Re: strange telnet behavior

[Vladimir Ivaschenko <hazard () francoudi com>]

Pavel Kankovsky wrote about "Re: strange telnet behavior":

> On Mon, 18 Feb 2002, Vladimir Ivaschenko wrote:
>
> > _sysctl({{CTL_KERN, KERN_OSRELEASE}, 2, "2.2.16-22", 9, NULL, 0}) 
>                                            ^^^^^^^^^
> > Red Hat Linux release 7.1 (Seawolf)
> > Kernel 2.4.2-2 on an i586
>          ^^^^^^^
> Hmm...interesting. Also, you said you ran RH 7.0, not 7.1?

Well, this is output of telnet on a remote machine. :)

> > open("/etc/ld.so.preload", O_RDONLY)    = 3
>
> Most systems do not have ld.so.preload.

And that looks to be it! I cannot find file /etc/ld.so.preload on
that machine (remote login via ssh). As well, if you look at the
strace it also loads "/lib/libshow.so.0.9.5", which is also
invisible to programs running on that machine.

Unfortunately I'm in another place now and the admin guy there is
not qualified enough to perform any analysis.
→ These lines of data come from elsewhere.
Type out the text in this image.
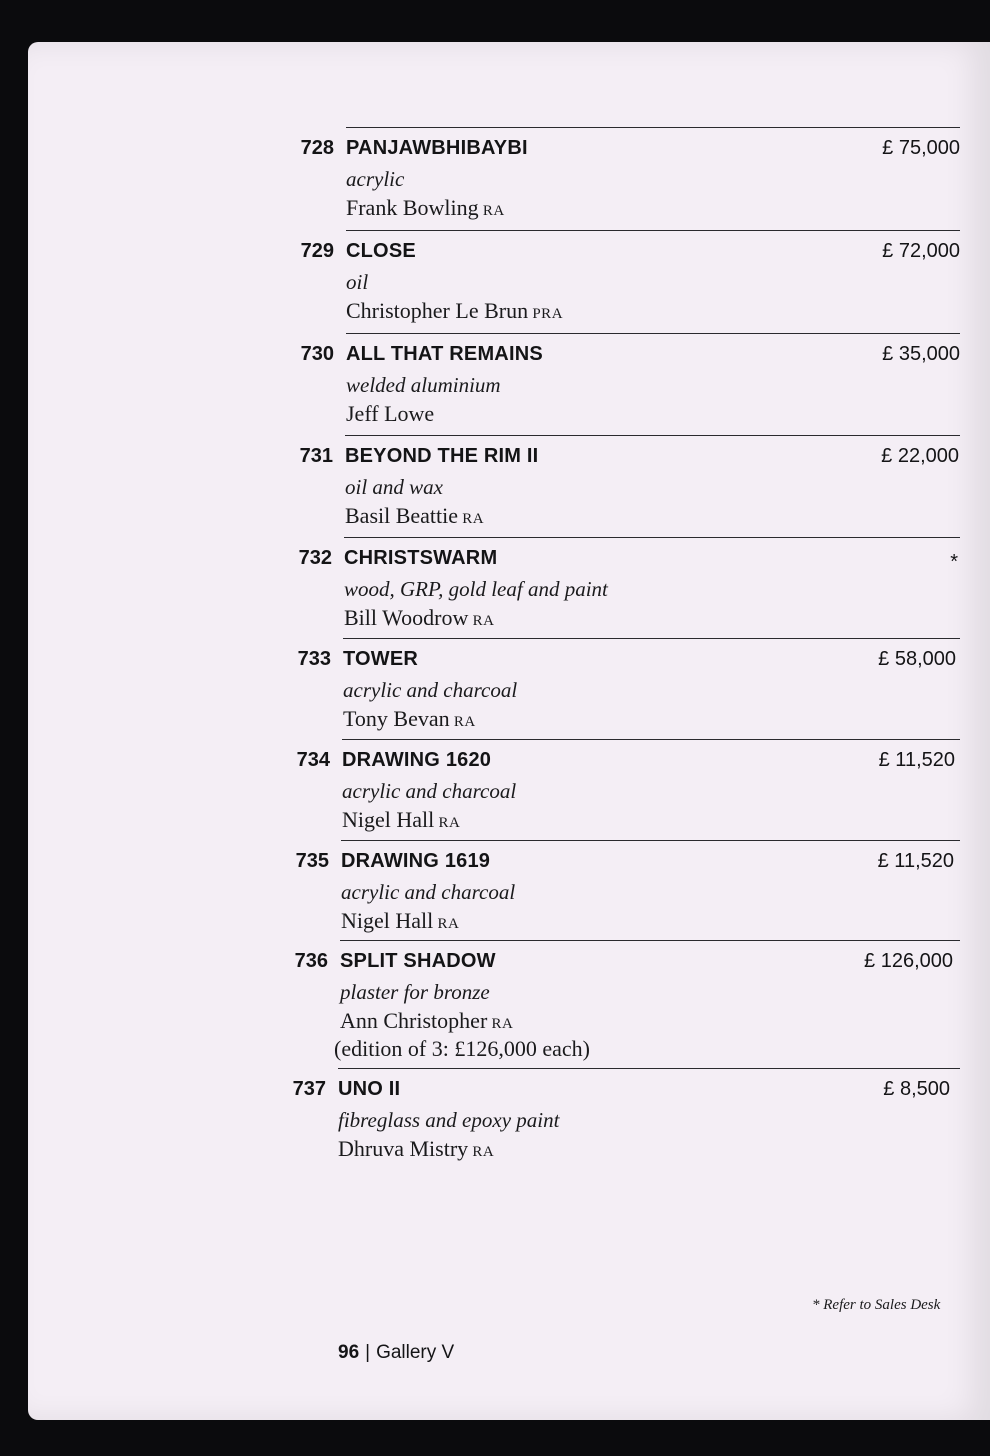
728 PANJAWBHIBAYBI
acrylic
Frank Bowling RA
£ 75,000
729 CLOSE
oil
Christopher Le Brun PRA
£ 72,000
730 ALL THAT REMAINS
welded aluminium
Jeff Lowe
£ 35,000
731 BEYOND THE RIM II
oil and wax
Basil Beattie RA
£ 22,000
732 CHRISTSWARM
wood, GRP, gold leaf and paint
Bill Woodrow RA
*
733 TOWER
acrylic and charcoal
Tony Bevan RA
£ 58,000
734 DRAWING 1620
acrylic and charcoal
Nigel Hall RA
£ 11,520
735 DRAWING 1619
acrylic and charcoal
Nigel Hall RA
£ 11,520
736 SPLIT SHADOW
plaster for bronze
Ann Christopher RA
(edition of 3: £126,000 each)
£ 126,000
737 UNO II
fibreglass and epoxy paint
Dhruva Mistry RA
£ 8,500
* Refer to Sales Desk
96 | Gallery V
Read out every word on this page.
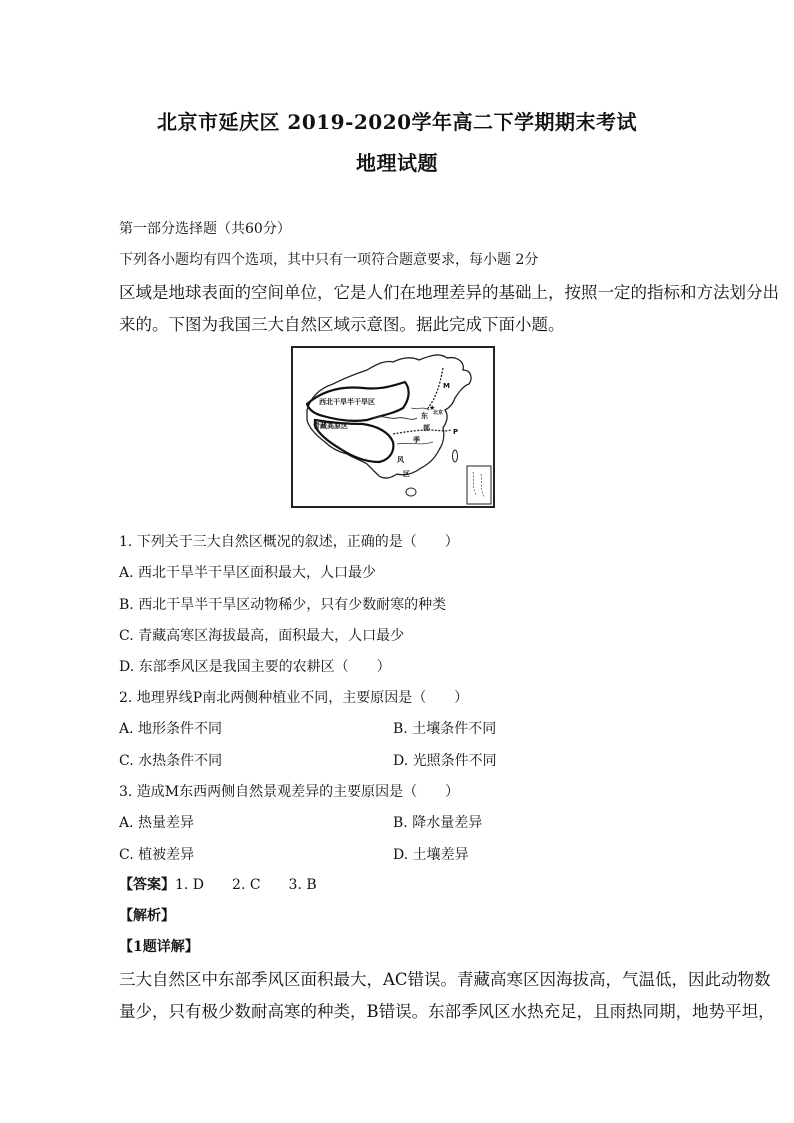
北京市延庆区 2019-2020学年高二下学期期末考试
地理试题
第一部分选择题（共60分）
下列各小题均有四个选项，其中只有一项符合题意要求，每小题 2分
区域是地球表面的空间单位，它是人们在地理差异的基础上，按照一定的指标和方法划分出
来的。下图为我国三大自然区域示意图。据此完成下面小题。
西北干旱半干旱区
青藏高原区
★
北京
M
东
部	P
季
风
区
1. 下列关于三大自然区概况的叙述，正确的是（　　）
A. 西北干旱半干旱区面积最大，人口最少
B. 西北干旱半干旱区动物稀少，只有少数耐寒的种类
C. 青藏高寒区海拔最高，面积最大，人口最少
D. 东部季风区是我国主要的农耕区（　　）
2. 地理界线P南北两侧种植业不同，主要原因是（　　）
A. 地形条件不同	B. 土壤条件不同
C. 水热条件不同	D. 光照条件不同
3. 造成M东西两侧自然景观差异的主要原因是（　　）
A. 热量差异	B. 降水量差异
C. 植被差异	D. 土壤差异
【答案】1. D　　2. C　　3. B
【解析】
【1题详解】
三大自然区中东部季风区面积最大，AC错误。青藏高寒区因海拔高，气温低，因此动物数
量少，只有极少数耐高寒的种类，B错误。东部季风区水热充足，且雨热同期，地势平坦，
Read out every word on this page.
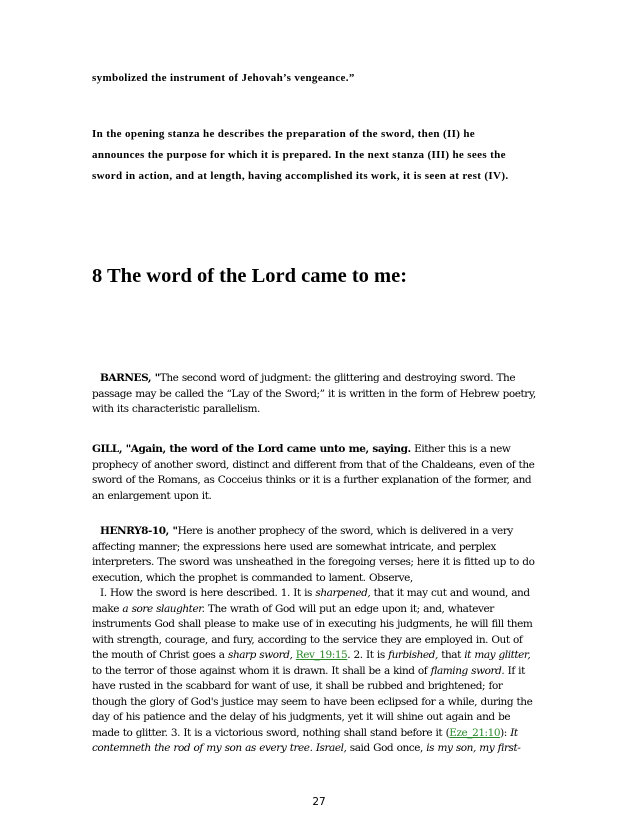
symbolized the instrument of Jehovah’s vengeance.”

In the opening stanza he describes the preparation of the sword, then (II) he
announces the purpose for which it is prepared. In the next stanza (III) he sees the
sword in action, and at length, having accomplished its work, it is seen at rest (IV).

8 The word of the Lord came to me:

BARNES, "The second word of judgment: the glittering and destroying sword. The
passage may be called the “Lay of the Sword;” it is written in the form of Hebrew poetry,
with its characteristic parallelism.

GILL, "Again, the word of the Lord came unto me, saying. Either this is a new
prophecy of another sword, distinct and different from that of the Chaldeans, even of the
sword of the Romans, as Cocceius thinks or it is a further explanation of the former, and
an enlargement upon it.

HENRY8-10, "Here is another prophecy of the sword, which is delivered in a very
affecting manner; the expressions here used are somewhat intricate, and perplex
interpreters. The sword was unsheathed in the foregoing verses; here it is fitted up to do
execution, which the prophet is commanded to lament. Observe,
I. How the sword is here described. 1. It is sharpened, that it may cut and wound, and
make a sore slaughter. The wrath of God will put an edge upon it; and, whatever
instruments God shall please to make use of in executing his judgments, he will fill them
with strength, courage, and fury, according to the service they are employed in. Out of
the mouth of Christ goes a sharp sword, Rev_19:15. 2. It is furbished, that it may glitter,
to the terror of those against whom it is drawn. It shall be a kind of flaming sword. If it
have rusted in the scabbard for want of use, it shall be rubbed and brightened; for
though the glory of God's justice may seem to have been eclipsed for a while, during the
day of his patience and the delay of his judgments, yet it will shine out again and be
made to glitter. 3. It is a victorious sword, nothing shall stand before it (Eze_21:10): It
contemneth the rod of my son as every tree. Israel, said God once, is my son, my first-

27
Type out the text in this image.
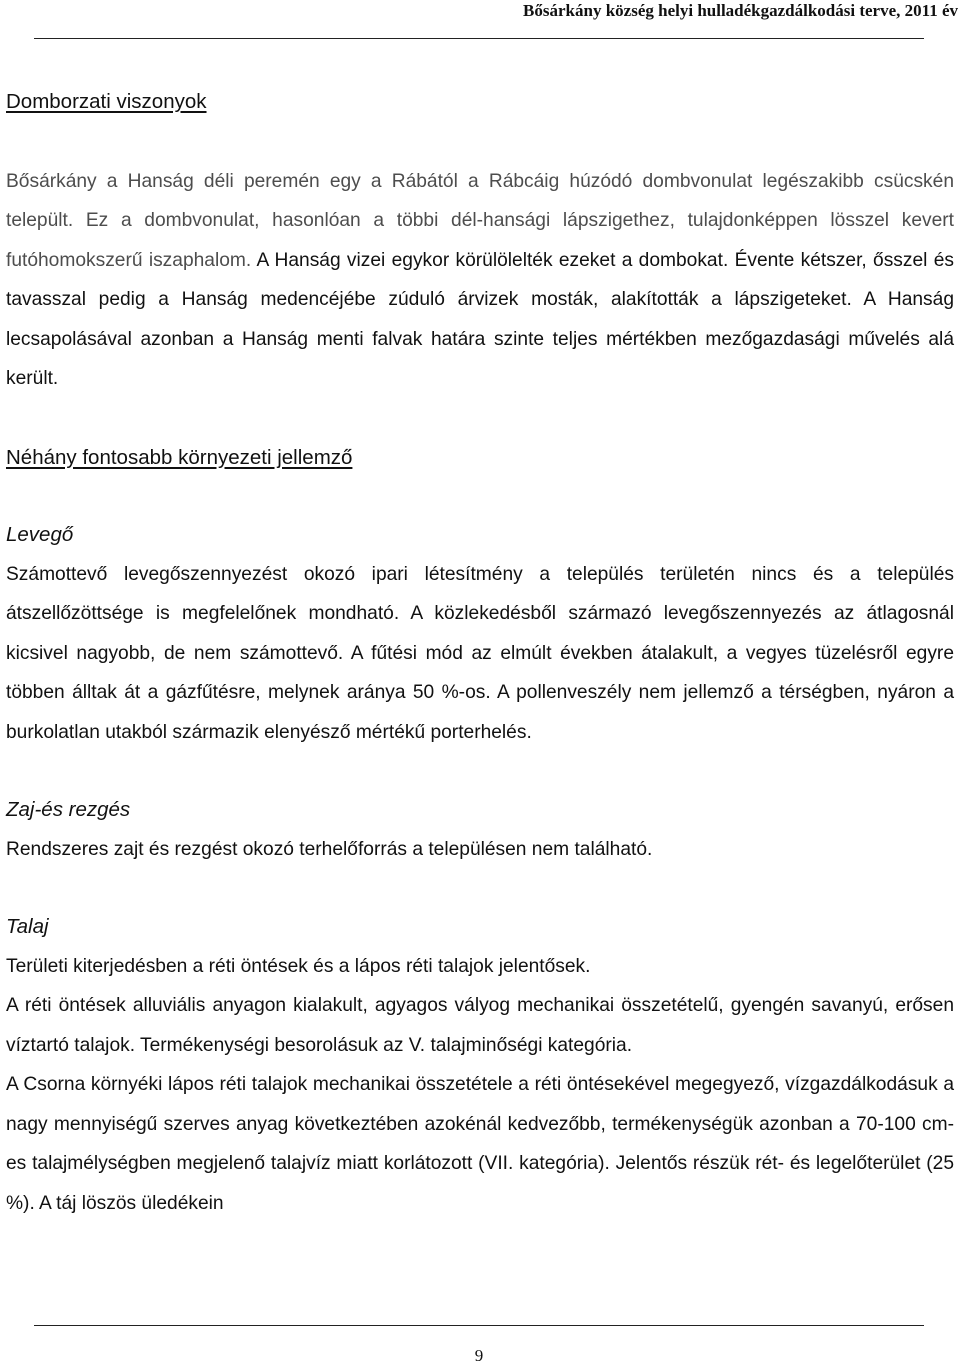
Bősárkány község helyi hulladékgazdálkodási terve, 2011 év
Domborzati viszonyok

Bősárkány a Hanság déli peremén egy a Rábától a Rábcáig húzódó dombvonulat legészakibb csücskén települt. Ez a dombvonulat, hasonlóan a többi dél-hansági lápszigethez, tulajdonképpen lösszel kevert futóhomokszerű iszaphalom. A Hanság vizei egykor körülölelték ezeket a dombokat. Évente kétszer, ősszel és tavasszal pedig a Hanság medencéjébe zúduló árvizek mosták, alakították a lápszigeteket. A Hanság lecsapolásával azonban a Hanság menti falvak határa szinte teljes mértékben mezőgazdasági művelés alá került.

Néhány fontosabb környezeti jellemző
Levegő

Számottevő levegőszennyezést okozó ipari létesítmény a település területén nincs és a település átszellőzöttsége is megfelelőnek mondható. A közlekedésből származó levegőszennyezés az átlagosnál kicsivel nagyobb, de nem számottevő. A fűtési mód az elmúlt években átalakult, a vegyes tüzelésről egyre többen álltak át a gázfűtésre, melynek aránya 50 %-os. A pollenveszély nem jellemző a térségben, nyáron a burkolatlan utakból származik elenyésző mértékű porterhelés.

Zaj-és rezgés

Rendszeres zajt és rezgést okozó terhelőforrás a településen nem található.

Talaj

Területi kiterjedésben a réti öntések és a lápos réti talajok jelentősek.

A réti öntések alluviális anyagon kialakult, agyagos vályog mechanikai összetételű, gyengén savanyú, erősen víztartó talajok. Termékenységi besorolásuk az V. talajminőségi kategória.

A Csorna környéki lápos réti talajok mechanikai összetétele a réti öntésekével megegyező, vízgazdálkodásuk a nagy mennyiségű szerves anyag következtében azokénál kedvezőbb, termékenységük azonban a 70-100 cm-es talajmélységben megjelenő talajvíz miatt korlátozott (VII. kategória). Jelentős részük rét- és legelőterület (25 %). A táj löszös üledékein

9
I will try get my
hands on it as soon as possible.

I should have better looked at the beginning of strace...

> Your machine's kernel has probably been tampered with. Or some core
> libraries. Or /etc/ld.so.preload (I recall there is a rootkit using this
> method to control all (dynamically linked) programs out there.)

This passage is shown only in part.